Спектакль Юрия Любимова «Шарашка» по мотивам романа Александра Солженицына «В круге первом» стал последним кругом для большинства из тех, кто по праву назывался золотой стаей легендарного театра. Это был во многих смыслах прощальный выход всей несчастной и гениальной Таганки….
Непревзойдённый гений сценографии Давид Боровский последний раз отметил своей работой таганскую постановку. Больше он с Любимовым не взаимодействовал и на Таганке не творил.
Вы только представьте: на деревянный настил, который со сцены уходил в зрительный зал, образуя круг, со сцены, представляющей собой одновременно кремлёвский зал и лагерный барак, выходили в зал Лев Штейнрайх, Валерий Золотухин, Виталий Шаповалов, Семён Фарада, Всеволод Соболев, Феликс Антипов, Константин Желдин, Юрий Смирнов, Алексей Граббе, Виктор Шуляковский, Сергей Подколзин, Виктор Семёнов…
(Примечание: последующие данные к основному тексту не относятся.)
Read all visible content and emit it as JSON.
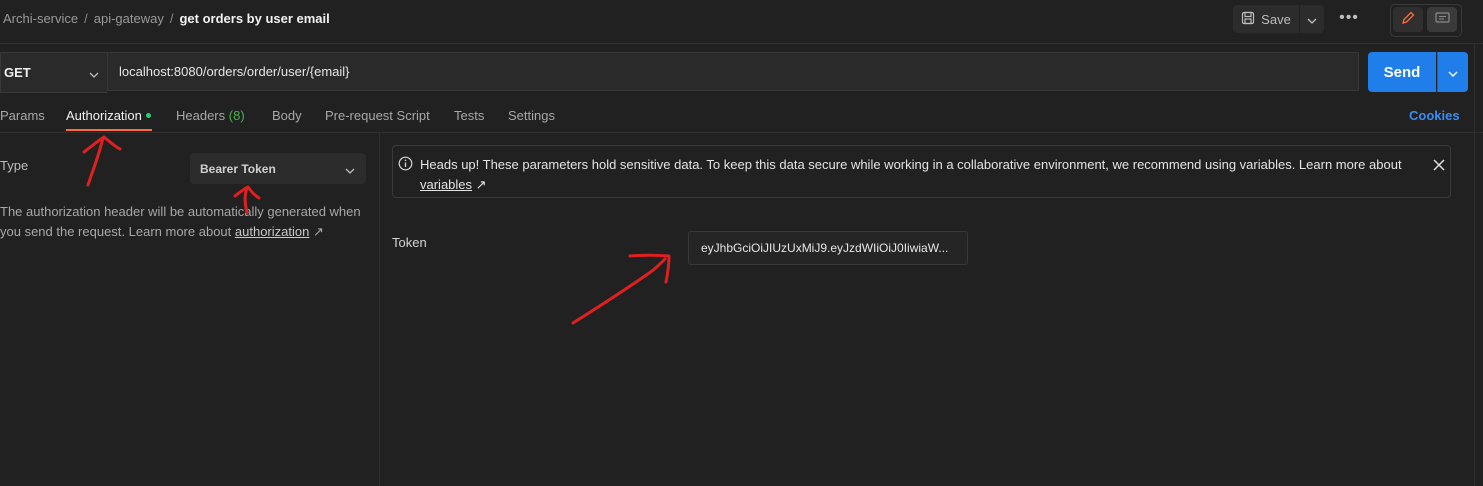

Главную роль (Нержина) начинал репетировать великий Иван Бортник, который в середине процесса репетиций неожиданно для всех ушёл из спектакля и больше в постановку не вернулся. Роль Сталина, некоего таинственного и мрачного хозяина – дирижёра действия, старика-демиурга взял на себя и сыграл сам Юрий Петрович Любимов. Позже счастливый случай предоставил возможность телевидению полноценно снять всю эту двухчасовую мистерию, и она теперь существует в виде фильма.
Сцена из спек-такля; автограф от классика для Влада Маленко
Мы делали «Шарашку» в 1998-м к 80-летию Солженицына и прекрасно знали, какая ответственность лежит на всех нас, потому что главные торжества, связанные с юбилеем нобелевского лауреата, было решено отметить именно в Театре на Таганке. Солженицын и Любимов были хорошими товарищами, и тем интереснее было наблюдать за тем, как Юрий Петрович в процессе работы уворачивался от возможности попадания автора в театр. Это давняя театральная история – попытка влияния автора на режиссёра. Достаточно вспомнить великие образцы взаимоотношений Станиславского и Чехова. Логика авторской оптики зачастую вступает в противоречие с режиссёрской стратегией... Уложить, спрессовать, упаковать достаточно массивный литературный материал в мобильный двухчасовой музыкальный спектакль – нелёгкая задача. Помогли хоры Владимира Мартынова, придавшие спектаклю оттенок древнегреческой трагедии. Автор этой заметки играл в спектакле роль дипломата Володина, история которого и формировала весь сюжет действия, перемещая обласканного чиновника высокого ранга из уютной «сталинки» в подземные казематы дантовой Лубянки. Именно мой герой в финале спектакля оказывался в прямом смысле абсолютно голым и «под лавкой», долгое время не веря, что это происходит с ним...
Помню забитый до отказа горячий зал театра, сотню телевизионных камер, вышедшего на сцену Александра Исаевича и его короткую речь, удивившую всех. Сначала Солженицын поблагодарил режиссёра и труппу театра, а после сделал неожиданное заявление, заставившее весь зал замереть в осознании того, что каждый находящийся сейчас в этом пространстве присутствует при историческом событии. Писатель говорил о том, что не может принять высшую награду страны, о которой в тот момент было объявлено президентом Ельциным. Не может, потому что в стране голодают учителя и врачи. Притихший зал одобрительно зашумел и разразился аплодисментами. А на сцене стояли все мы, грешные актёры, только-только, сродни своему коллеге Владимиру Высоцкому, отпевшие «наследие мрачных времён», и два великих старца, чьи судьбы вместили весь громадный и беспощадный русский двадцатый век. Казалось, мы вместе провожали его.